Possibly.  Unless they go on an NHS waiting list.  

They can go for hundreds.  There are manboys with a lot of pocket money out there.

Plus there's the Video Game Authority quality grading service too.  Can bump the price up further.


----------



## Kid_Eternity (Jun 8, 2011)

Crispy said:


> SNES has some of the best nintendo games ever. Super Mario World, Zelda: Link to the Past, F-Zero, Starfox. So many more. They're still excellent games (although better played on emulators these days IMO, for instant save/load if nothing else)


 
The SNES is my gaming glory days in a lot of ways, it was so much more than what was else around at the time for the price, it was also the last time I had the time to spend 12 hours gaming at a time.


----------



## ATOMIC SUPLEX (Jun 8, 2011)

Sealed as in in the wrap?

I have all the boxes of course. 
A few years back I did by a fully sealed copy chostbusters on the VCS.


----------



## geminisnake (Jun 8, 2011)

Crispy said:


> SNES has some of the best nintendo games ever. Super Mario World, Zelda: Link to the Past, F-Zero, Starfox. So many more. They're still excellent games (although better played on emulators these days IMO, for instant save/load if nothing else)


 
You can play SNES games and SAVE now??? Feck that would have been a handy feature all those yrs ago. The hours I wasted on Jurassic Park. We took it in turns to play one night(most of the night) and still didn't manage to finish the sodding thing!!


----------



## ATOMIC SUPLEX (Jun 8, 2011)

I thought you could save. They had a battery memory chip in some games. 
Or did they?


----------



## UnderAnOpenSky (Jun 8, 2011)

ATOMIC SUPLEX said:


> Shit I just looked at the boxes of the games.
> £35 for super bomber man, I thought "what the fuck was I thinking" Until I saw . . .
> 
> £75 for lethal Enforcers
> ...


 
This was why I had an amiga and a second disk drive.


----------



## Captain Hurrah (Jun 8, 2011)

ATOMIC SUPLEX said:


> Sealed as in in the wrap?
> 
> I have all the boxes of course.
> A few years back I did by a fully sealed copy chostbusters on the VCS.

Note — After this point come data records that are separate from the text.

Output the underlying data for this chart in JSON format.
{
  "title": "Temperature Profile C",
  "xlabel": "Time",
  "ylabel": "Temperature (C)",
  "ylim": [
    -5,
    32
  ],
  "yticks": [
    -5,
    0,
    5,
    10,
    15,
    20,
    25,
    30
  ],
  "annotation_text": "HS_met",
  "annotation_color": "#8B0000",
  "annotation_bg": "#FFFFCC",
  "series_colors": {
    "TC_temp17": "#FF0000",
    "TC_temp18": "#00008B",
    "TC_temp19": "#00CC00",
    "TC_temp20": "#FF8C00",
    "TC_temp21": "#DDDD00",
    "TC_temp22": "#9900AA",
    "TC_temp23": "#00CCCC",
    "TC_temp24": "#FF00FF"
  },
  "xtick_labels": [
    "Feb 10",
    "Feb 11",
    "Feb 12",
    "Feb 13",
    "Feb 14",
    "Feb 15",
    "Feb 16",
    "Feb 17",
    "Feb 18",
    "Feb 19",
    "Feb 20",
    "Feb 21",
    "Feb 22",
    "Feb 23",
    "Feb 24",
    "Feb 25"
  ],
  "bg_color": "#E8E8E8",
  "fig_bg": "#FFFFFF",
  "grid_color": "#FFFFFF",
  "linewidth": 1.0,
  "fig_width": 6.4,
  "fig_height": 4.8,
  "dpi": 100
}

Yeah.  Still factory-sealed, with the Nintendo red strip, depending on region.  Some opened games, if complete in box, can fetch a lot of money too (a couple of hundred, even more), for thirty-odd year old geeks with considerable disposable income.

I got myself a famiclone console ages ago, and have bought a fair few old Famicom games on eBay (I find the coloured carts pleasing to look at too), but would never pay through the nose for a game.  And would never buy a game I wasn't going to play.  Famicom and Super Famicom games never came factory sealed though, not that I'm particularly bothered about that.


----------



## Addy (Jun 8, 2011)

That is why I had a Snes and a Super Wildcard disk drive ;-)

... i also had an Amiga


----------



## Crispy (Jun 8, 2011)

ATOMIC SUPLEX said:


> I thought you could save. They had a battery memory chip in some games.
> Or did they?


 
Some games had basic save, but with emulators, you can freeze the action at any time and return to that frozen state at will.


----------



## ATOMIC SUPLEX (Jun 9, 2011)

Meh, it's not the same.


----------



## Crispy (Jun 9, 2011)

Yeah, but you're not a kid anymore, with countless hours spare time to battle through lengthy sections over and over to get to the next save point. If you've only got 30 minutes free, quicksave is a godsend


----------



## ATOMIC SUPLEX (Jun 9, 2011)

I had a simple solution as a child, I would give up. I've never really stuck around until the end of a game. It's just not that interesting. 

Actually I am not sure I would have counted myself as a 'kid' during my super nintendo run, I was in my 20s.


----------



## Kid_Eternity (Jun 10, 2011)

Crispy said:


> Yeah, but you're not a kid anymore, with countless hours spare time to battle through lengthy sections over and over to get to the next save point. If you've only got 30 minutes free, quicksave is a godsend


 
This /\/\/\ times a billion.


----------